The magnetic structure of the $\varepsilon$-Fe$_{2}$O$_{3}$ iron oxide polymorphic modification is collinear ferrimagnetic in the range from room temperature to $\sim$ 150 K. As the temperature decreases, $\varepsilon$-Fe$_{2}$O$_{3}$ undergoes a magnetic transition accompanied by a significant decrease in the coercivity $H_c$ and, in the low-temperature range, the compound has a complex incommensurate magnetic structure.

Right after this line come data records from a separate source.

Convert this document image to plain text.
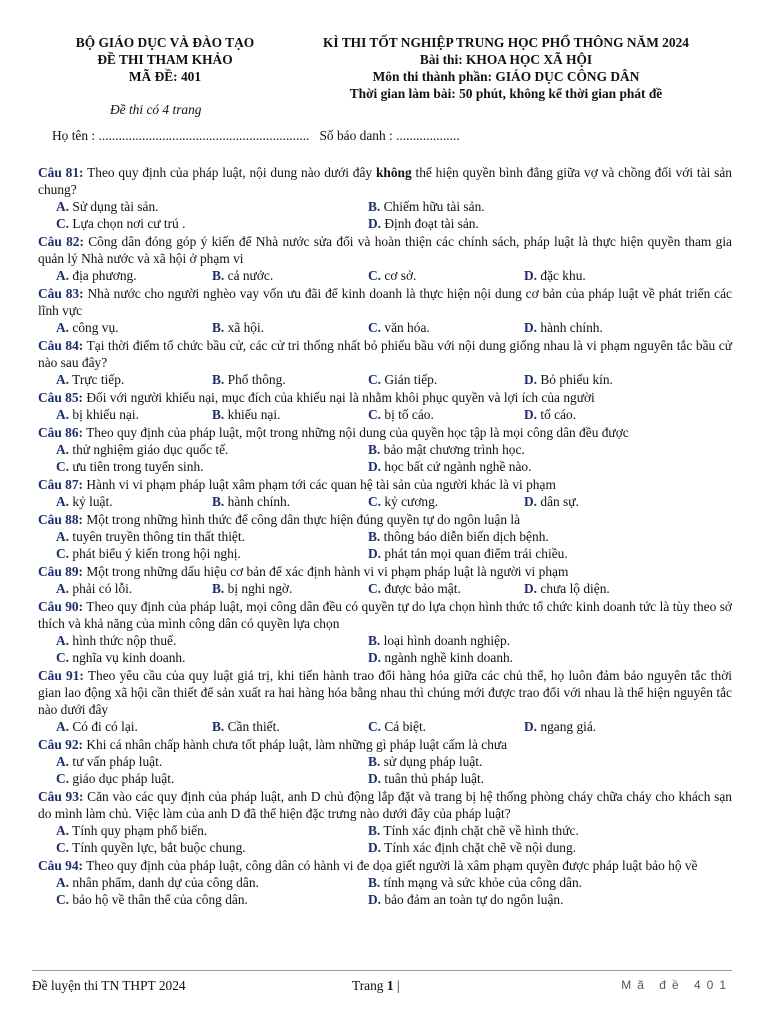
BỘ GIÁO DỤC VÀ ĐÀO TẠO
ĐỀ THI THAM KHẢO
MÃ ĐỀ: 401
KÌ THI TỐT NGHIỆP TRUNG HỌC PHỔ THÔNG NĂM 2024
Bài thi: KHOA HỌC XÃ HỘI
Môn thi thành phần: GIÁO DỤC CÔNG DÂN
Thời gian làm bài: 50 phút, không kể thời gian phát đề
Đề thi có 4 trang
Họ tên : ............................................................... Số báo danh : ...................
Câu 81: Theo quy định của pháp luật, nội dung nào dưới đây không thể hiện quyền bình đẳng giữa vợ và chồng đối với tài sản chung?
A. Sử dụng tài sản.	B. Chiếm hữu tài sản.
C. Lựa chọn nơi cư trú .	D. Định đoạt tài sản.
Câu 82: Công dân đóng góp ý kiến để Nhà nước sửa đổi và hoàn thiện các chính sách, pháp luật là thực hiện quyền tham gia quản lý Nhà nước và xã hội ở phạm vi
A. địa phương.	B. cả nước.	C. cơ sở.	D. đặc khu.
Câu 83: Nhà nước cho người nghèo vay vốn ưu đãi để kinh doanh là thực hiện nội dung cơ bản của pháp luật về phát triển các lĩnh vực
A. công vụ.	B. xã hội.	C. văn hóa.	D. hành chính.
Câu 84: Tại thời điểm tổ chức bầu cử, các cử tri thống nhất bỏ phiếu bầu với nội dung giống nhau là vi phạm nguyên tắc bầu cử nào sau đây?
A. Trực tiếp.	B. Phổ thông.	C. Gián tiếp.	D. Bỏ phiếu kín.
Câu 85: Đối với người khiếu nại, mục đích của khiếu nại là nhằm khôi phục quyền và lợi ích của người
A. bị khiếu nại.	B. khiếu nại.	C. bị tố cáo.	D. tố cáo.
Câu 86: Theo quy định của pháp luật, một trong những nội dung của quyền học tập là mọi công dân đều được
A. thử nghiệm giáo dục quốc tế.	B. bảo mật chương trình học.
C. ưu tiên trong tuyển sinh.	D. học bất cứ ngành nghề nào.
Câu 87: Hành vi vi phạm pháp luật xâm phạm tới các quan hệ tài sản của người khác là vi phạm
A. kỷ luật.	B. hành chính.	C. kỷ cương.	D. dân sự.
Câu 88: Một trong những hình thức để công dân thực hiện đúng quyền tự do ngôn luận là
A. tuyên truyền thông tin thất thiệt.	B. thông báo diễn biến dịch bệnh.
C. phát biểu ý kiến trong hội nghị.	D. phát tán mọi quan điểm trái chiều.
Câu 89: Một trong những dấu hiệu cơ bản để xác định hành vi vi phạm pháp luật là người vi phạm
A. phải có lỗi.	B. bị nghi ngờ.	C. được bảo mật.	D. chưa lộ diện.
Câu 90: Theo quy định của pháp luật, mọi công dân đều có quyền tự do lựa chọn hình thức tổ chức kinh doanh tức là tùy theo sở thích và khả năng của mình công dân có quyền lựa chọn
A. hình thức nộp thuế.	B. loại hình doanh nghiệp.
C. nghĩa vụ kinh doanh.	D. ngành nghề kinh doanh.
Câu 91: Theo yêu cầu của quy luật giá trị, khi tiến hành trao đổi hàng hóa giữa các chủ thể, họ luôn đảm bảo nguyên tắc thời gian lao động xã hội cần thiết để sản xuất ra hai hàng hóa bằng nhau thì chúng mới được trao đổi với nhau là thể hiện nguyên tắc nào dưới đây
A. Có đi có lại.	B. Cần thiết.	C. Cá biệt.	D. ngang giá.
Câu 92: Khi cá nhân chấp hành chưa tốt pháp luật, làm những gì pháp luật cấm là chưa
A. tư vấn pháp luật.	B. sử dụng pháp luật.
C. giáo dục pháp luật.	D. tuân thủ pháp luật.
Câu 93: Căn vào các quy định của pháp luật, anh D chủ động lắp đặt và trang bị hệ thống phòng cháy chữa cháy cho khách sạn do mình làm chủ. Việc làm của anh D đã thể hiện đặc trưng nào dưới đây của pháp luật?
A. Tính quy phạm phổ biến.	B. Tính xác định chặt chẽ về hình thức.
C. Tính quyền lực, bắt buộc chung.	D. Tính xác định chặt chẽ về nội dung.
Câu 94: Theo quy định của pháp luật, công dân có hành vi đe dọa giết người là xâm phạm quyền được pháp luật bảo hộ về
A. nhân phẩm, danh dự của công dân.	B. tính mạng và sức khỏe của công dân.
C. bảo hộ về thân thể của công dân.	D. bảo đảm an toàn tự do ngôn luận.
Đề luyện thi TN THPT 2024	Trang 1 |	Mã đề 401
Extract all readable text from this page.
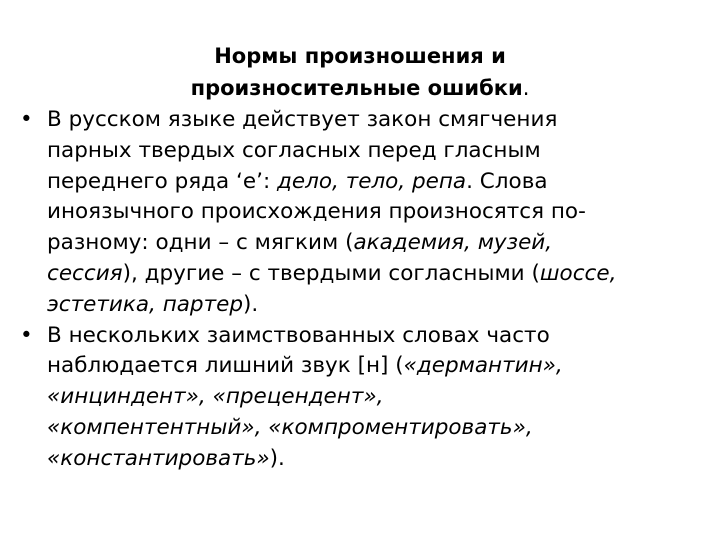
Нормы произношения и
произносительные ошибки.
• В русском языке действует закон смягчения
парных твердых согласных перед гласным
переднего ряда ‘е’: дело, тело, репа. Слова
иноязычного происхождения произносятся по-
разному: одни – с мягким (академия, музей,
сессия), другие – с твердыми согласными (шоссе,
эстетика, партер).
• В нескольких заимствованных словах часто
наблюдается лишний звук [н] («дермантин»,
«инциндент», «прецендент»,
«компентентный», «компроментировать»,
«константировать»).
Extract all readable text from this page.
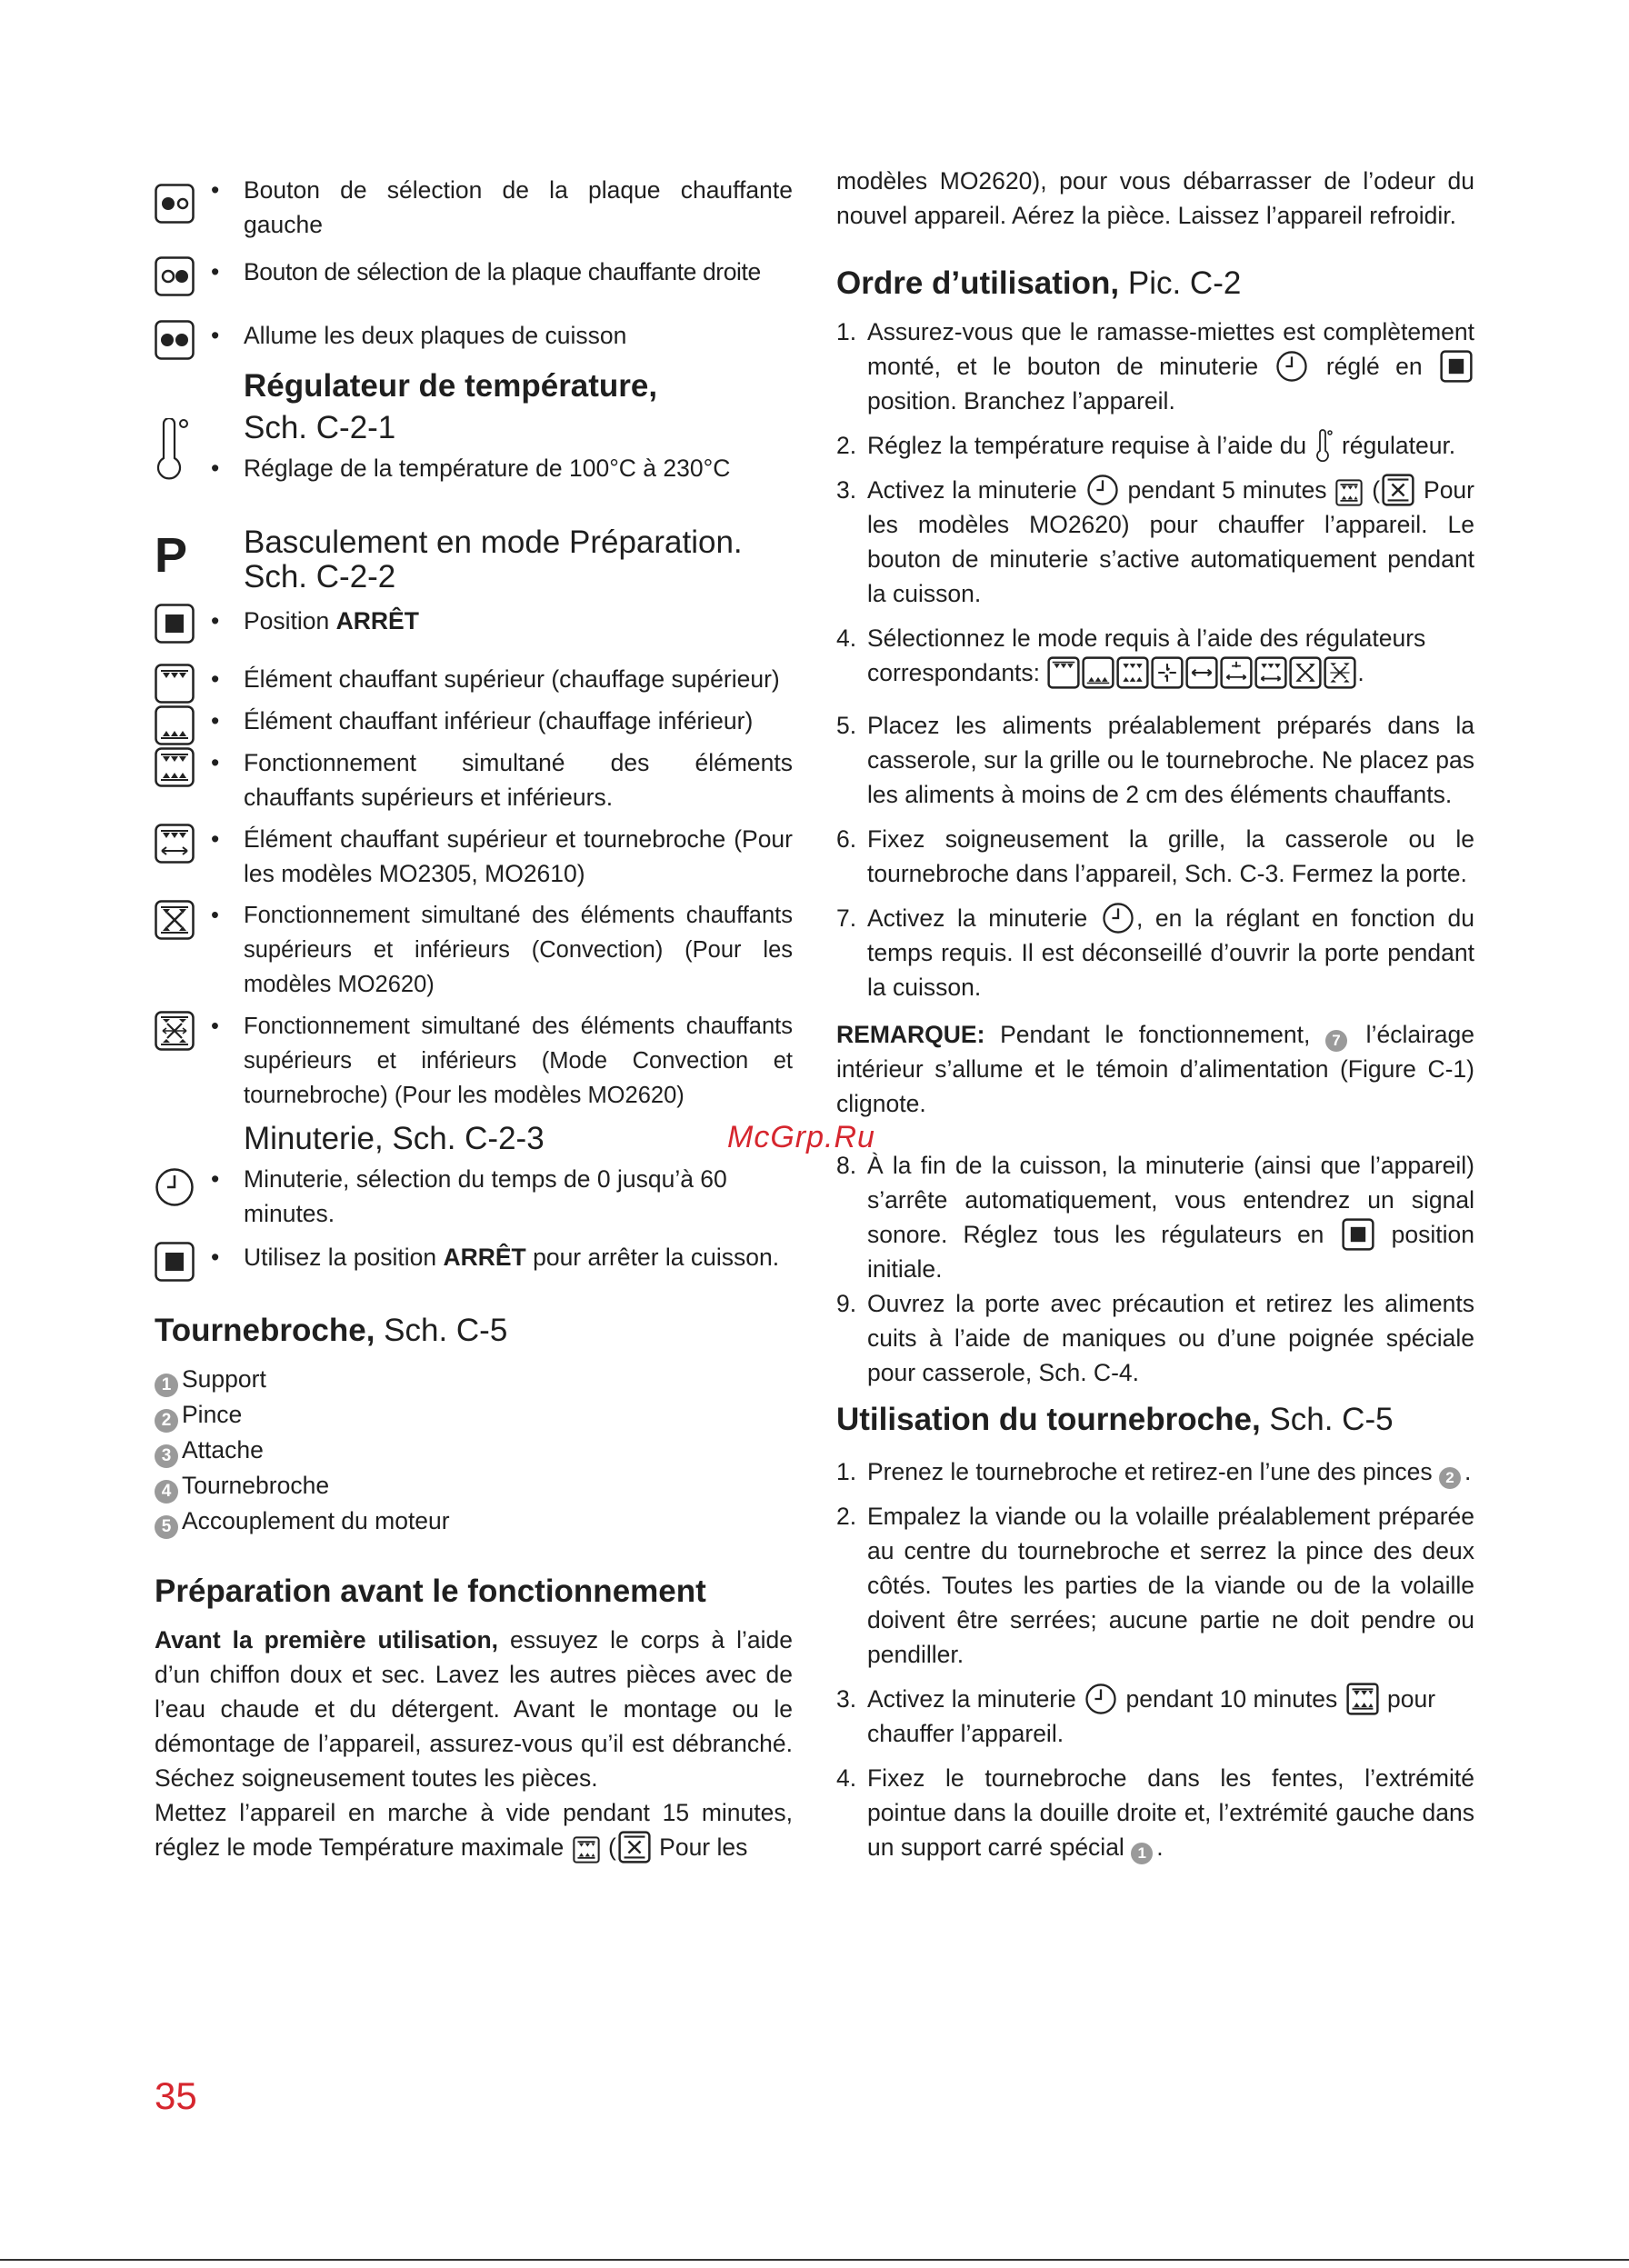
• Bouton de sélection de la plaque chauffante gauche
• Bouton de sélection de la plaque chauffante droite
• Allume les deux plaques de cuisson
Régulateur de température,
Sch. C-2-1
• Réglage de la température de 100°C à 230°C
P Basculement en mode Préparation.
Sch. C-2-2
• Position ARRÊT
• Élément chauffant supérieur (chauffage supérieur)
• Élément chauffant inférieur (chauffage inférieur)
• Fonctionnement simultané des éléments chauffants supérieurs et inférieurs.
• Élément chauffant supérieur et tournebroche (Pour les modèles MO2305, MO2610)
• Fonctionnement simultané des éléments chauffants supérieurs et inférieurs (Convection) (Pour les modèles MO2620)
• Fonctionnement simultané des éléments chauffants supérieurs et inférieurs (Mode Convection et tournebroche) (Pour les modèles MO2620)
Minuterie, Sch. C-2-3
• Minuterie, sélection du temps de 0 jusqu’à 60 minutes.
• Utilisez la position ARRÊT pour arrêter la cuisson.
Tournebroche, Sch. C-5
1 Support
2 Pince
3 Attache
4 Tournebroche
5 Accouplement du moteur
Préparation avant le fonctionnement

Avant la première utilisation, essuyez le corps à l’aide d’un chiffon doux et sec. Lavez les autres pièces avec de l’eau chaude et du détergent. Avant le montage ou le démontage de l’appareil, assurez-vous qu’il est débranché. Séchez soigneusement toutes les pièces.

Mettez l’appareil en marche à vide pendant 15 minutes, réglez le mode Température maximale  ( Pour les

modèles MO2620), pour vous débarrasser de l’odeur du nouvel appareil. Aérez la pièce. Laissez l’appareil refroidir.

Ordre d’utilisation, Pic. C-2
1. Assurez-vous que le ramasse-miettes est complètement monté, et le bouton de minuterie	réglé en  position. Branchez l’appareil.
2. Réglez la température requise à l’aide du régulateur.
3. Activez la minuterie pendant 5 minutes  ( Pour les modèles MO2620) pour chauffer l’appareil. Le bouton de minuterie s’active automatiquement pendant la cuisson.
4. Sélectionnez le mode requis à l’aide des régulateurs correspondants:	.
5. Placez les aliments préalablement préparés dans la casserole, sur la grille ou le tournebroche. Ne placez pas les aliments à moins de 2 cm des éléments chauffants.
6. Fixez soigneusement la grille, la casserole ou le tournebroche dans l’appareil, Sch. C-3. Fermez la porte.
7. Activez la minuterie , en la réglant en fonction du temps requis. Il est déconseillé d’ouvrir la porte pendant la cuisson.

REMARQUE: Pendant le fonctionnement, 7 l’éclairage intérieur s’allume et le témoin d’alimentation (Figure C-1) clignote.

8. À la fin de la cuisson, la minuterie (ainsi que l’appareil) s’arrête automatiquement, vous entendrez un signal sonore. Réglez tous les régulateurs en	position initiale.
9. Ouvrez la porte avec précaution et retirez les aliments cuits à l’aide de maniques ou d’une poignée spéciale pour casserole, Sch. C-4.
Utilisation du tournebroche, Sch. C-5
1. Prenez le tournebroche et retirez-en l’une des pinces 2 .
2. Empalez la viande ou la volaille préalablement préparée au centre du tournebroche et serrez la pince des deux côtés. Toutes les parties de la viande ou de la volaille doivent être serrées; aucune partie ne doit pendre ou pendiller.
3. Activez la minuterie pendant 10 minutes pour chauffer l’appareil.
4. Fixez le tournebroche dans les fentes, l’extrémité pointue dans la douille droite et, l’extrémité gauche dans un support carré spécial 1 .
McGrp.Ru
35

We experimentally investigated the dynamic magnetization switching of the $\varepsilon$-Fe$_{2}$O$_{3}$ nanoparticles with an average size of 8 nm in the temperature range of 80–300 K, which covers different types of the magnetic structure of this iron oxide. A bulk material consisting of xerogel SiO$_2$ with the $\varepsilon$-Fe$_{2}$O$_{3}$ nanoparticles embedded in its pores was examined. The magnetic hysteresis loops under dynamic magnetization switching were measured using pulsed magnetic fields $H_{\operatorname{max}}$ of up to 130 kOe by discharging a capacitor bank through a solenoid. The coercivity $H_c$ upon the dynamic magnetization switching noticeably exceeds the $H_c$ value under the quasi-static conditions. This is caused by the superparamagnetic relaxation of magnetic moments of particles upon the pulsed magnetization switching. In the range from room temperature to $\sim$ 150 K, the external field variation rate $dH/dt$ is the main parameter that determines the behavior of the coercivity under the dynamic magnetization switching. It is the behavior that is expected for a system of single-domain ferro- and ferrimagnetic particles. Under external conditions (at a temperature of 80 K) when the $\varepsilon$-Fe$_{2}$O$_{3}$ magnetic structure is incommensurate, the coercivity during the pulsed magnetization switching depends already on the parameter $dH/dt$ and is determined, to a great extent, by the maximum applied field $H_{\operatorname{max}}$. Such a behavior atypical of systems of ferrimagnetic particles is caused already by the dynamic spin processes inside the $\varepsilon$-Fe$_{2}$O$_{3}$ particles during fast magnetization switching.